Tchazzar coiled his hind legs and unfurled his wings for a spring. Jhesrhi could tell the leap would carry him over most of the warriors who still stood between him and Shala and bring him smashing down on top of the former sovereign and her personal guards.
Jhesrhi pointed her staff and splashed flame across the dragon’s eyes. It wouldn’t hurt him, but it was something she could do instantly and, she hoped, would distract him before he pounced. The staff crowed in idiot glee at being used to conjure fire at last, and despite the exigencies of the moment, she felt a corresponding thrill.
Startled, Tchazzar whirled in her direction.
“Isn’t it me you want most of all?” she shouted.
“I did,” the red dragon gritted. Blood pattered from his wounds down onto the ground. “I loved you. I wanted to give you everything.”
“I loved you too,” she said. “And I wanted to believe you could be the hero from the legends. But you can’t. You were trapped in the dark too long, and it broke you. Now there’s nothing to do but put you down.”
“Try,” Tchazzar said. He started toward her.
She hurled a screaming blast of ice and hail at him. The dragonborn wizard augmented the effect with a jab of her misty wand. Meralaine threw tatters of darkness.
Tchazzar kept coming, though not nearly as fast as he could have. He must want Jhesrhi to feel helpless before he killed her.
Shala and some of her soldiers charged him from behind. Without even glancing around, he held them back with potentially bone-shattering sweeps of his tail.
Gaedynn and other griffon riders swooped and wheeled around him, driving arrows into his scaly hide. Tchazzar swatted a sellsword who came too close with a flick of his wing, sending man and steed tumbling helplessly through the air, but otherwise ignored the harassment as he took another limping stride.

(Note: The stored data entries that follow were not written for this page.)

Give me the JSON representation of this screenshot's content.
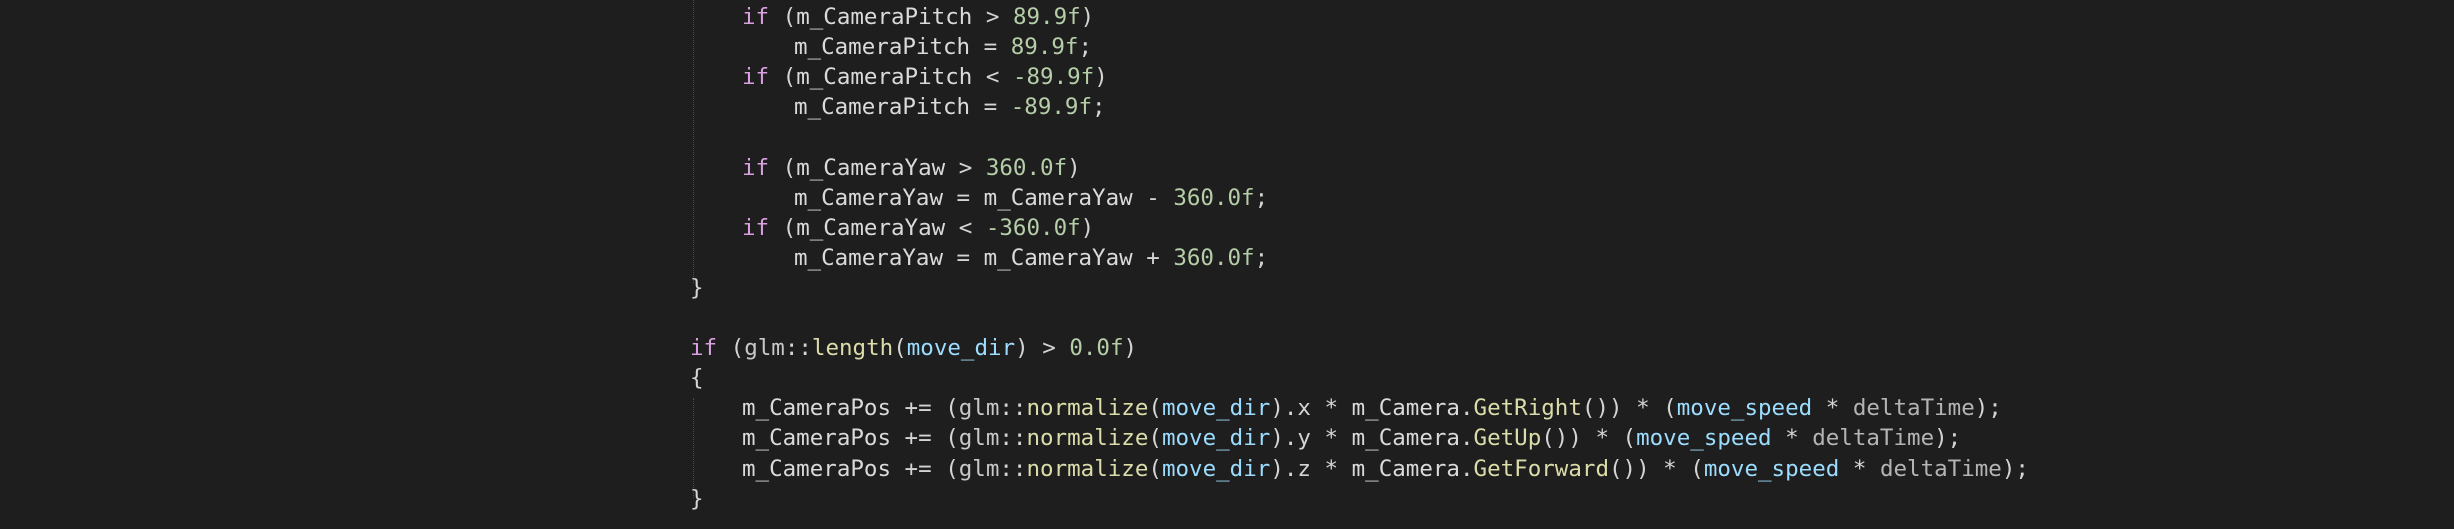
{
  "editor": {
    "theme_colors": {
      "background": "#1e1e1e",
      "default": "#d4d4d4",
      "keyword": "#d8a0df",
      "function": "#dcdcaa",
      "number": "#b5cea8",
      "parameter": "#9cdcfe",
      "variable": "#dadada",
      "namespace": "#c8c8c8",
      "member_field": "#dadada",
      "local": "#9cdcfe",
      "dim": "#b4b4b4"
    },
    "lines": [
      {
        "indent": 1,
        "tokens": [
          {
            "text": "if",
            "kind": "keyword"
          },
          {
            "text": " (",
            "kind": "default"
          },
          {
            "text": "m_CameraPitch",
            "kind": "member_field"
          },
          {
            "text": " > ",
            "kind": "default"
          },
          {
            "text": "89.9f",
            "kind": "number"
          },
          {
            "text": ")",
            "kind": "default"
          }
        ]
      },
      {
        "indent": 2,
        "tokens": [
          {
            "text": "m_CameraPitch",
            "kind": "member_field"
          },
          {
            "text": " = ",
            "kind": "default"
          },
          {
            "text": "89.9f",
            "kind": "number"
          },
          {
            "text": ";",
            "kind": "default"
          }
        ]
      },
      {
        "indent": 1,
        "tokens": [
          {
            "text": "if",
            "kind": "keyword"
          },
          {
            "text": " (",
            "kind": "default"
          },
          {
            "text": "m_CameraPitch",
            "kind": "member_field"
          },
          {
            "text": " < ",
            "kind": "default"
          },
          {
            "text": "-89.9f",
            "kind": "number"
          },
          {
            "text": ")",
            "kind": "default"
          }
        ]
      },
      {
        "indent": 2,
        "tokens": [
          {
            "text": "m_CameraPitch",
            "kind": "member_field"
          },
          {
            "text": " = ",
            "kind": "default"
          },
          {
            "text": "-89.9f",
            "kind": "number"
          },
          {
            "text": ";",
            "kind": "default"
          }
        ]
      },
      {
        "indent": 0,
        "tokens": []
      },
      {
        "indent": 1,
        "tokens": [
          {
            "text": "if",
            "kind": "keyword"
          },
          {
            "text": " (",
            "kind": "default"
          },
          {
            "text": "m_CameraYaw",
            "kind": "member_field"
          },
          {
            "text": " > ",
            "kind": "default"
          },
          {
            "text": "360.0f",
            "kind": "number"
          },
          {
            "text": ")",
            "kind": "default"
          }
        ]
      },
      {
        "indent": 2,
        "tokens": [
          {
            "text": "m_CameraYaw",
            "kind": "member_field"
          },
          {
            "text": " = ",
            "kind": "default"
          },
          {
            "text": "m_CameraYaw",
            "kind": "member_field"
          },
          {
            "text": " - ",
            "kind": "default"
          },
          {
            "text": "360.0f",
            "kind": "number"
          },
          {
            "text": ";",
            "kind": "default"
          }
        ]
      },
      {
        "indent": 1,
        "tokens": [
          {
            "text": "if",
            "kind": "keyword"
          },
          {
            "text": " (",
            "kind": "default"
          },
          {
            "text": "m_CameraYaw",
            "kind": "member_field"
          },
          {
            "text": " < ",
            "kind": "default"
          },
          {
            "text": "-360.0f",
            "kind": "number"
          },
          {
            "text": ")",
            "kind": "default"
          }
        ]
      },
      {
        "indent": 2,
        "tokens": [
          {
            "text": "m_CameraYaw",
            "kind": "member_field"
          },
          {
            "text": " = ",
            "kind": "default"
          },
          {
            "text": "m_CameraYaw",
            "kind": "member_field"
          },
          {
            "text": " + ",
            "kind": "default"
          },
          {
            "text": "360.0f",
            "kind": "number"
          },
          {
            "text": ";",
            "kind": "default"
          }
        ]
      },
      {
        "indent": 0,
        "tokens": [
          {
            "text": "}",
            "kind": "default"
          }
        ]
      },
      {
        "indent": 0,
        "tokens": []
      },
      {
        "indent": 0,
        "tokens": [
          {
            "text": "if",
            "kind": "keyword"
          },
          {
            "text": " (",
            "kind": "default"
          },
          {
            "text": "glm",
            "kind": "namespace"
          },
          {
            "text": "::",
            "kind": "default"
          },
          {
            "text": "length",
            "kind": "function"
          },
          {
            "text": "(",
            "kind": "default"
          },
          {
            "text": "move_dir",
            "kind": "local"
          },
          {
            "text": ") > ",
            "kind": "default"
          },
          {
            "text": "0.0f",
            "kind": "number"
          },
          {
            "text": ")",
            "kind": "default"
          }
        ]
      },
      {
        "indent": 0,
        "tokens": [
          {
            "text": "{",
            "kind": "default"
          }
        ]
      },
      {
        "indent": 1,
        "tokens": [
          {
            "text": "m_CameraPos",
            "kind": "member_field"
          },
          {
            "text": " += (",
            "kind": "default"
          },
          {
            "text": "glm",
            "kind": "namespace"
          },
          {
            "text": "::",
            "kind": "default"
          },
          {
            "text": "normalize",
            "kind": "function"
          },
          {
            "text": "(",
            "kind": "default"
          },
          {
            "text": "move_dir",
            "kind": "local"
          },
          {
            "text": ").x * ",
            "kind": "default"
          },
          {
            "text": "m_Camera",
            "kind": "member_field"
          },
          {
            "text": ".",
            "kind": "default"
          },
          {
            "text": "GetRight",
            "kind": "function"
          },
          {
            "text": "()) * (",
            "kind": "default"
          },
          {
            "text": "move_speed",
            "kind": "local"
          },
          {
            "text": " * ",
            "kind": "default"
          },
          {
            "text": "deltaTime",
            "kind": "dim"
          },
          {
            "text": ");",
            "kind": "default"
          }
        ]
      },
      {
        "indent": 1,
        "tokens": [
          {
            "text": "m_CameraPos",
            "kind": "member_field"
          },
          {
            "text": " += (",
            "kind": "default"
          },
          {
            "text": "glm",
            "kind": "namespace"
          },
          {
            "text": "::",
            "kind": "default"
          },
          {
            "text": "normalize",
            "kind": "function"
          },
          {
            "text": "(",
            "kind": "default"
          },
          {
            "text": "move_dir",
            "kind": "local"
          },
          {
            "text": ").y * ",
            "kind": "default"
          },
          {
            "text": "m_Camera",
            "kind": "member_field"
          },
          {
            "text": ".",
            "kind": "default"
          },
          {
            "text": "GetUp",
            "kind": "function"
          },
          {
            "text": "()) * (",
            "kind": "default"
          },
          {
            "text": "move_speed",
            "kind": "local"
          },
          {
            "text": " * ",
            "kind": "default"
          },
          {
            "text": "deltaTime",
            "kind": "dim"
          },
          {
            "text": ");",
            "kind": "default"
          }
        ]
      },
      {
        "indent": 1,
        "tokens": [
          {
            "text": "m_CameraPos",
            "kind": "member_field"
          },
          {
            "text": " += (",
            "kind": "default"
          },
          {
            "text": "glm",
            "kind": "namespace"
          },
          {
            "text": "::",
            "kind": "default"
          },
          {
            "text": "normalize",
            "kind": "function"
          },
          {
            "text": "(",
            "kind": "default"
          },
          {
            "text": "move_dir",
            "kind": "local"
          },
          {
            "text": ").z * ",
            "kind": "default"
          },
          {
            "text": "m_Camera",
            "kind": "member_field"
          },
          {
            "text": ".",
            "kind": "default"
          },
          {
            "text": "GetForward",
            "kind": "function"
          },
          {
            "text": "()) * (",
            "kind": "default"
          },
          {
            "text": "move_speed",
            "kind": "local"
          },
          {
            "text": " * ",
            "kind": "default"
          },
          {
            "text": "deltaTime",
            "kind": "dim"
          },
          {
            "text": ");",
            "kind": "default"
          }
        ]
      },
      {
        "indent": 0,
        "tokens": [
          {
            "text": "}",
            "kind": "default"
          }
        ]
      }
    ]
  }
}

Jhesrhi melted the earth to quicksand beneath his feet, then drew strands of muck streaming up his body to bury and smother him more quickly. But, wings lashing and snapping, he heaved himself clear of the effect, and in the process nearly closed the distance.
At most, Jhesrhi had time for one more spell, but which, when they all seemed useless? For one ghastly instant, her mind was blank. Then a notion came to her.
Why was Tchazzar unstoppable? Because she’d given him strength and life in the Shadowfell and again on the battlefield where Alasklerbanbastos had nearly killed him. And maybe what she’d given she could take away.
She fused her will and perception with those of the staff, reached through the instrument, outward, and into the core of the colossal creature in front of her. She seized hold of the flame that suffused and sustained him and pulled.
Tchazzar threw back his head and screamed.
So far, so good. But it felt as if there were an ocean of flame to drain, the remnants of what she’d given him and the vast reserves he’d produced for himself in the days since his restoration. She wasn’t sure she could handle the torrent rushing into the staff and her. But she had to. If it slipped from her control, it could explode across the battlefield and kill everyone except Tchazzar.